Posts Tagged ‘Birmingham schools’

From perverting schools to perverting children to being perverted ISIS murderers

August 27, 2014

Why so much perversion among Bristish Muslim youth?

It could just be my perception, but on the basis of recent news reports one would be justified in concluding that Muslim youth in Britain – in particular – are a perverted lot. And protected and shielded by others of their communities. From the stealth hijacking of Birmingham schools  in an effort to create bigoted madrassas by the back door, or the obscene perversions of their Rotherham brethren, to the apparently retarded youth joining ISIS and exulting in murderous  jihadi cool.

The centre of any religion or movement is defined by the extremes that the centre allows. Clearly the extremes of perversion being exhibited among their youth are not sufficiently opposed by main-stream “moderate” Muslims in Britain. The extremes are defining Islam in the UK. The travails of immigrant youth are not restricted to just the Muslim community in the UK. Other immigrant groups have the same difficulties of language and alienation and unemployment to contend with, but the Muslim youth of the UK seem to be grossly over-represented in the perversion stakes.

It cannot just be poor academic achievements at school except that that may be an indicator of something else. Possibly they mirror something in the environment in which they are brought up and the attitudes of their parents.  But political correctness and the fear of being seen as racist by the authorities has probably led to the “appeasement” policies that have been followed. Turning a blind eye to barbaric practices because they are “religious” is a poor excuse. As in this University of Warwick paper from 2010 where the problem statement is fine,

Including the religious viewpoints and experiences of Muslim students in an environment that is both plural and secular

…….Another reason for the persistence of the Muslim education question is a concern that has greater priority for education professionals than observance of religious practices, the serious underachievement of children and young people of Pakistani, Bangladeshi heritage, and, more recently, of Somali and Turkish heritage groups. In 2004 the Office for National Statistics reported that 33% of British Muslims of working age had no qualifications, the highest proportion of any religious group in the country. They also had the highest rates of unemployment and poorest health.

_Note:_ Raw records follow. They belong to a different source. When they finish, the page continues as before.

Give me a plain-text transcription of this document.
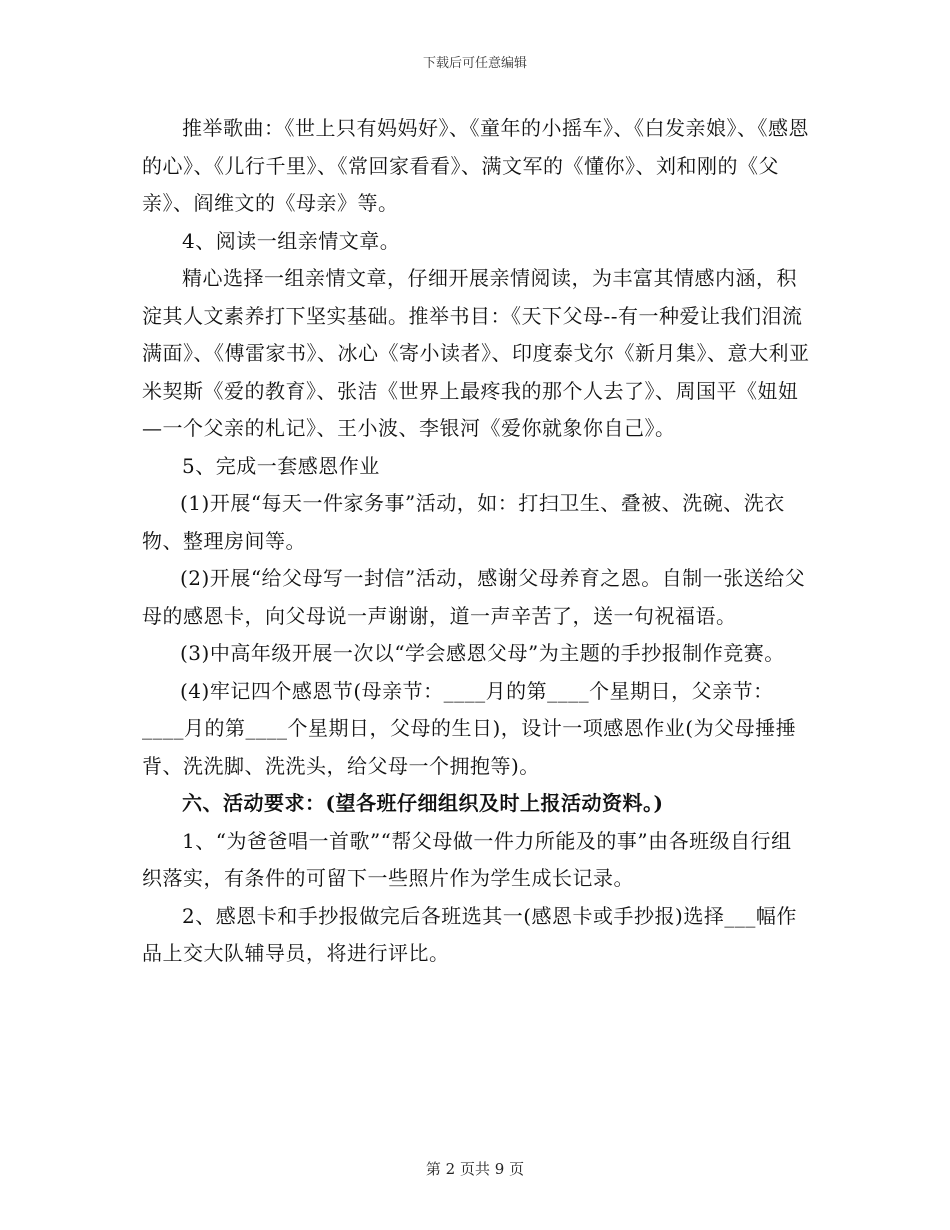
下载后可任意编辑

推举歌曲：《世上只有妈妈好》、《童年的小摇车》、《白发亲娘》、《感恩的心》、《儿行千里》、《常回家看看》、满文军的《懂你》、刘和刚的《父亲》、阎维文的《母亲》等。

4、阅读一组亲情文章。

精心选择一组亲情文章，仔细开展亲情阅读，为丰富其情感内涵，积淀其人文素养打下坚实基础。推举书目：《天下父母--有一种爱让我们泪流满面》、《傅雷家书》、冰心《寄小读者》、印度泰戈尔《新月集》、意大利亚米契斯《爱的教育》、张洁《世界上最疼我的那个人去了》、周国平《妞妞—一个父亲的札记》、王小波、李银河《爱你就象你自己》。

5、完成一套感恩作业

(1)开展“每天一件家务事”活动，如：打扫卫生、叠被、洗碗、洗衣物、整理房间等。

(2)开展“给父母写一封信”活动，感谢父母养育之恩。自制一张送给父母的感恩卡，向父母说一声谢谢，道一声辛苦了，送一句祝福语。

(3)中高年级开展一次以“学会感恩父母”为主题的手抄报制作竞赛。

(4)牢记四个感恩节(母亲节：____月的第____个星期日，父亲节：____月的第____个星期日，父母的生日)，设计一项感恩作业(为父母捶捶背、洗洗脚、洗洗头，给父母一个拥抱等)。

六、活动要求：(望各班仔细组织及时上报活动资料。)

1、“为爸爸唱一首歌”“帮父母做一件力所能及的事”由各班级自行组织落实，有条件的可留下一些照片作为学生成长记录。

2、感恩卡和手抄报做完后各班选其一(感恩卡或手抄报)选择___幅作品上交大队辅导员，将进行评比。

第 2 页共 9 页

but where the proposed solution seems to shirk the issue of values and panders instead to “religious” viewpoints

…… I shall argue for a form of inclusion that moves beyond making Muslim pupils feel affirmed or comfortable and allows them to contribute their religious perspectives to their own and others’ learning. A directness of communication is needed that is not found in the identity-based approaches where the language used about religion is secondary and indirect. Identity-based approaches justify the accommodation of aspects of Muslim pupils’ religion in school in terms of the self-esteem and self-confidence of the believer, rather than of any intrinsic value in that which they believe.

I suspect that it is not the schools alone that are the problem (the Chinese and the Indian immigrant children seem to do fine there) but that the home environment (not wealth or poverty but attitudes) which is the major factor which distinguishes the under-achievers.

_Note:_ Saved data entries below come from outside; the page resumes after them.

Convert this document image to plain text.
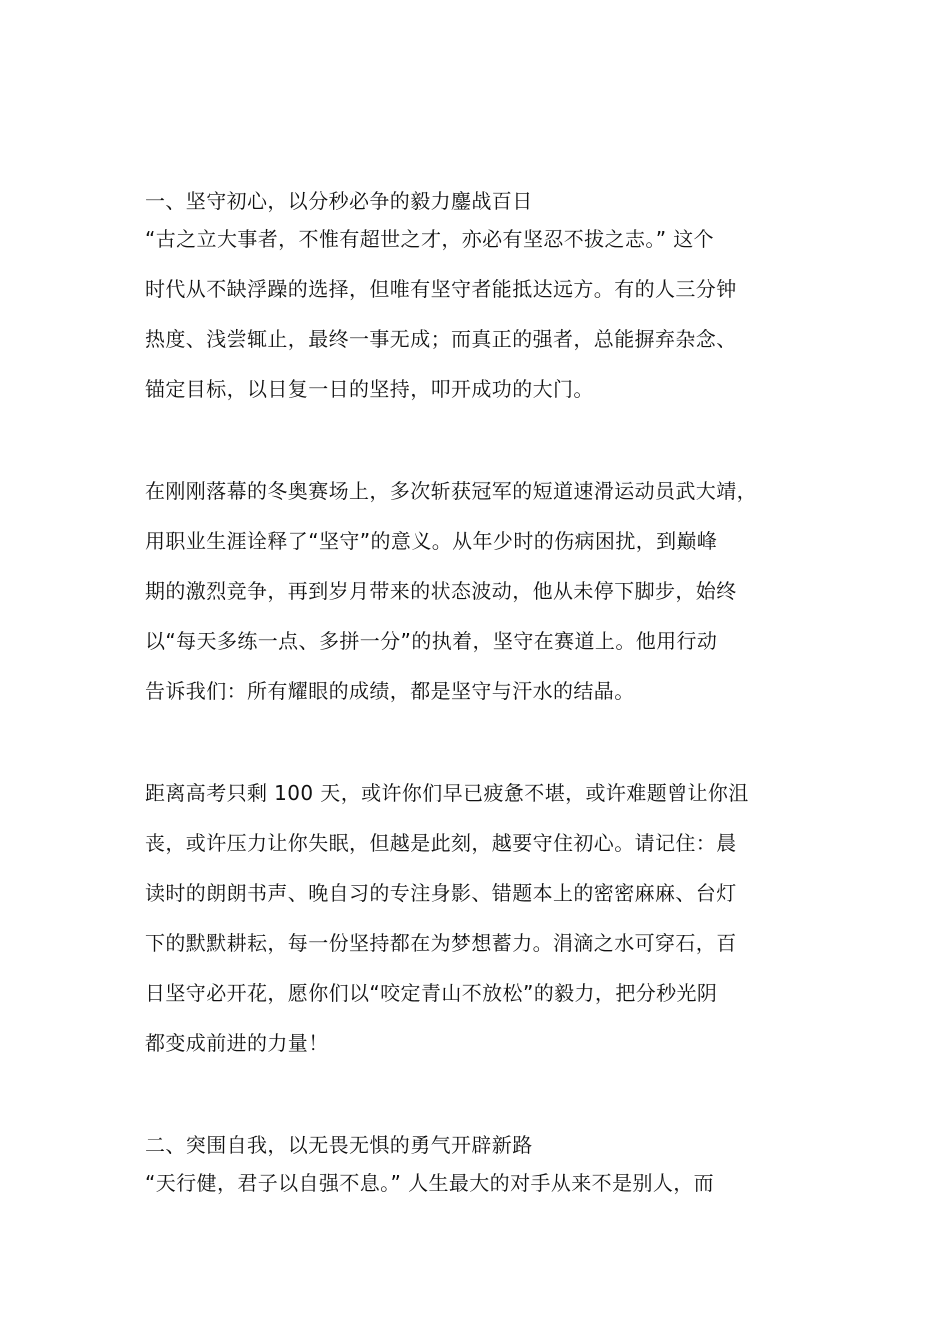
一、坚守初心，以分秒必争的毅力鏖战百日
“古之立大事者，不惟有超世之才，亦必有坚忍不拔之志。” 这个
时代从不缺浮躁的选择，但唯有坚守者能抵达远方。有的人三分钟
热度、浅尝辄止，最终一事无成；而真正的强者，总能摒弃杂念、
锚定目标，以日复一日的坚持，叩开成功的大门。
在刚刚落幕的冬奥赛场上，多次斩获冠军的短道速滑运动员武大靖，
用职业生涯诠释了“坚守”的意义。从年少时的伤病困扰，到巅峰
期的激烈竞争，再到岁月带来的状态波动，他从未停下脚步，始终
以“每天多练一点、多拼一分”的执着，坚守在赛道上。他用行动
告诉我们：所有耀眼的成绩，都是坚守与汗水的结晶。
距离高考只剩 100 天，或许你们早已疲惫不堪，或许难题曾让你沮
丧，或许压力让你失眠，但越是此刻，越要守住初心。请记住：晨
读时的朗朗书声、晚自习的专注身影、错题本上的密密麻麻、台灯
下的默默耕耘，每一份坚持都在为梦想蓄力。涓滴之水可穿石，百
日坚守必开花，愿你们以“咬定青山不放松”的毅力，把分秒光阴
都变成前进的力量！
二、突围自我，以无畏无惧的勇气开辟新路
“天行健，君子以自强不息。” 人生最大的对手从来不是别人，而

No doubt this article in The Spectator is “politically incorrect” and a little over the top but it is not wrong.

The Spectator

Under the Conservative and then Labour governments, radical preachers toured Britain trying to rally and isolate Muslim youth. They said that to be a Muslim you had to sympathise with your Muslim ‘brothers’ anywhere in the world. What you should not do was to feel any of that gratitude or desire to assimilate which had existed in their parents’ generation.

Everywhere, this madness was allowed to spread. Religiously segregated areas were accepted, separate values were allowed to thrive and, eventually, even separate rules of law tolerated and encouraged. All the time, we pretended to ourselves that this was simply ‘diversity’. I remember one Muslim woman in particular, who I interviewed in Birmingham some years ago. Born and bred in the area, she had been horribly mistreated by her local sharia court. ‘All my life,’ she told me, ‘I have been told what my rights are as a Muslim woman. No one ever told me what my rights are as a British woman.’ …..

In 2007, one of Michael Howard’s creations, the Muslim Council of Britain (MCB) published a 72-page blueprint on how to Islamicise secular state schools. It called for schools to avoid teaching any art involving ‘three-dimensional imagery of humans’, and discourage any play ‘associated with celebrating aspects of other religions’. There was no particular complaint. One of the two authors of the MCB report, Tahir Alam, is now a central figure being investigated in the Trojan Horse plot.

Culture changes inevitably with immigration. It evolves and must be allowed to. But far too often the politically correct “multi-culturlaism” as practiced in Europe is more concerned about keeping cultures in isolated silos. It tries to preserve the past rather than to forge the culture of the future. A medieval barbarism should not be acceptable or allowed to overthrow existing values just because it has been labelled as being part of a “religious culture”.